I aspire to eat healthy.  So those periods where I did not eat healthy stand in stark contrast in my mind.  Looking back, I have to wonder, what was I thinking?  What the hell was I thinking when I began eating at McDonalds?  (True.  The first time, back in the 1960’s, it was a treat.  Probably more for my mom, who didn’t need to cook that meal.  She prepared all the others.  I can’t blame her for allowing it to become something of a habit.  I let that happen.)

When I was in my 30s, I abused fast food.  I allowed it to become a routine part of my diet.  I allowed it to become normal.  (What the hell was I thinking?)  Back then, it seemed at times I was too busy to bother with trying to eat healthy.  Sometimes, just trying to eat and keep my pace up was all I could do.  I had too much on my plate to leave room for healthy food.  I was very driven.  (Still am.)

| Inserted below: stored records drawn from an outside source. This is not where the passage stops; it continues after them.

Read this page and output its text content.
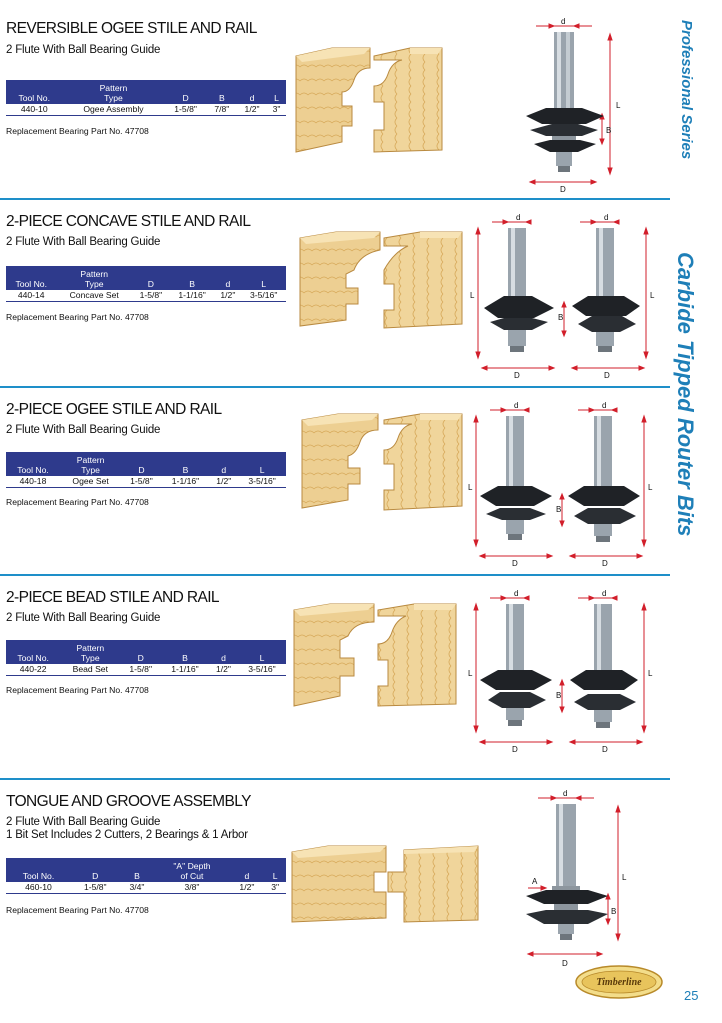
REVERSIBLE OGEE STILE AND RAIL
2 Flute With Ball Bearing Guide
	Pattern				
Tool No.	Type	D	B	d	L
440-10	Ogee Assembly	1-5/8"	7/8"	1/2"	3"
Replacement Bearing Part No. 47708
d
L
B
D
2-PIECE CONCAVE STILE AND RAIL
2 Flute With Ball Bearing Guide
	Pattern				
Tool No.	Type	D	B	d	L
440-14	Concave Set	1-5/8"	1-1/16"	1/2"	3-5/16"
Replacement Bearing Part No. 47708
d	d
L	L
B
D	D
2-PIECE OGEE STILE AND RAIL
2 Flute With Ball Bearing Guide
	Pattern				
Tool No.	Type	D	B	d	L
440-18	Ogee Set	1-5/8"	1-1/16"	1/2"	3-5/16"
Replacement Bearing Part No. 47708
d	d
L	L
B
D	D
2-PIECE BEAD STILE AND RAIL
2 Flute With Ball Bearing Guide
	Pattern				
Tool No.	Type	D	B	d	L
440-22	Bead Set	1-5/8"	1-1/16"	1/2"	3-5/16"
Replacement Bearing Part No. 47708
d	d
L	L
B
D	D
TONGUE AND GROOVE ASSEMBLY
2 Flute With Ball Bearing Guide
1 Bit Set Includes 2 Cutters, 2 Bearings & 1 Arbor
			"A" Depth		
Tool No.	D	B	of Cut	d	L
460-10	1-5/8"	3/4"	3/8"	1/2"	3"
Replacement Bearing Part No. 47708
d
L
B
A
D
Professional Series
Carbide Tipped Router Bits
Timberline
25
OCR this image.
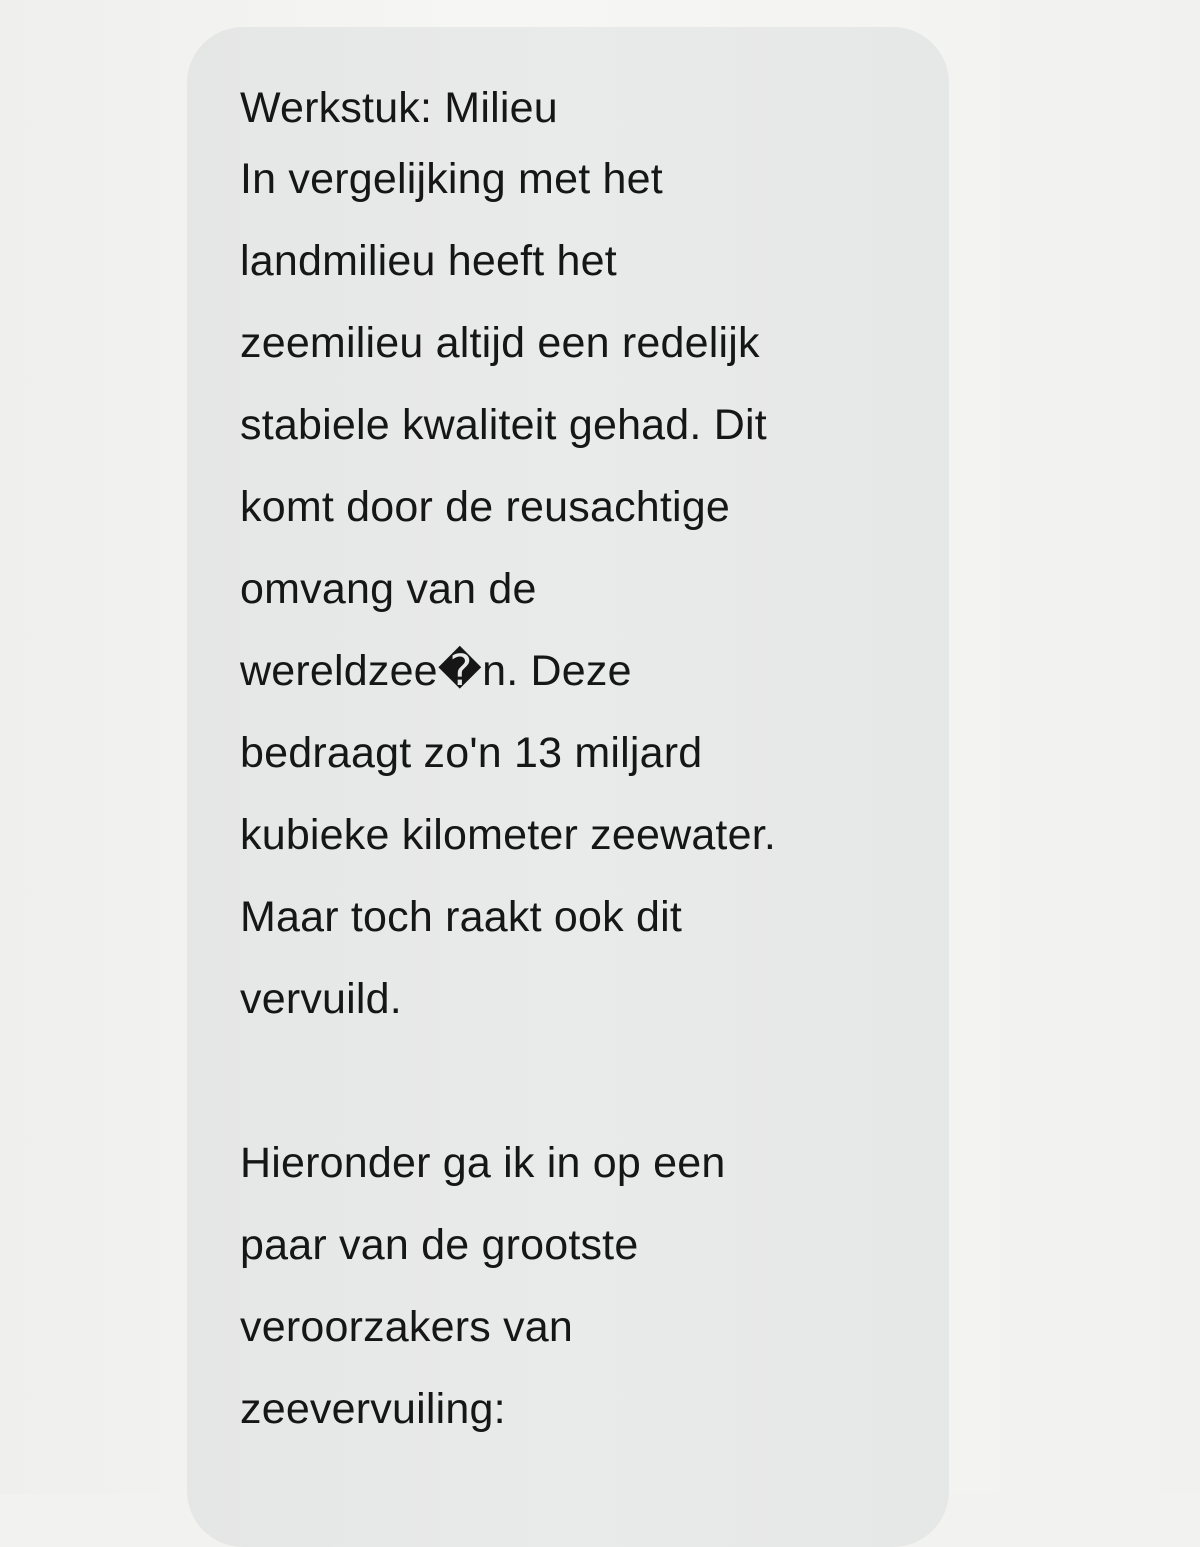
Werkstuk: Milieu
In vergelijking met het
landmilieu heeft het
zeemilieu altijd een redelijk
stabiele kwaliteit gehad. Dit
komt door de reusachtige
omvang van de
wereldzee�n. Deze
bedraagt zo'n 13 miljard
kubieke kilometer zeewater.
Maar toch raakt ook dit
vervuild.
Hieronder ga ik in op een
paar van de grootste
veroorzakers van
zeevervuiling:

Because I could burn through calories so easily in my youth, the first effects of this period of unhealthy eating did not show right away.   And so, the habit unwittingly became ingrained in my repertoire of coping and survival behaviors.  However.  One cannot forever ignore the consequences of poor nutrition.  They show up sooner or later.

A few years later, my weight ballooned.  I am a shade under 5’10”.  When I eat healthy, my weight stays around 140 now, less in my youth.  As fast food crept into my diet, my weight began climbing.  Imperceptibly at first.  My low point came in my mid-30s when I reached 195.  On some people of my height, 195 doesn’t look bad.  On me, it went disproportionately to my gut.  I resembled my junior high track coach.  A man – pregnant with basketball.  (I hope he rediscovered healthy food before I did.)  Thus began my battle with weight.

My 40s was a decade of marriage.  A am grateful to my  ex for all her wonderful meals.  She knew more about nutrition than I did.  She prepared healthy food.  But by this point, I was addicted to the flavors of fast and junk.  My problem wasn’t her meals.  My problem were the choices I made when eating meals on my own, and snacking.

We separated in 2010.  On my own again, I knew I had to eat better.  And this is where I will leave the tale for today.  One year before telling my doctor I knew something was wrong with my health.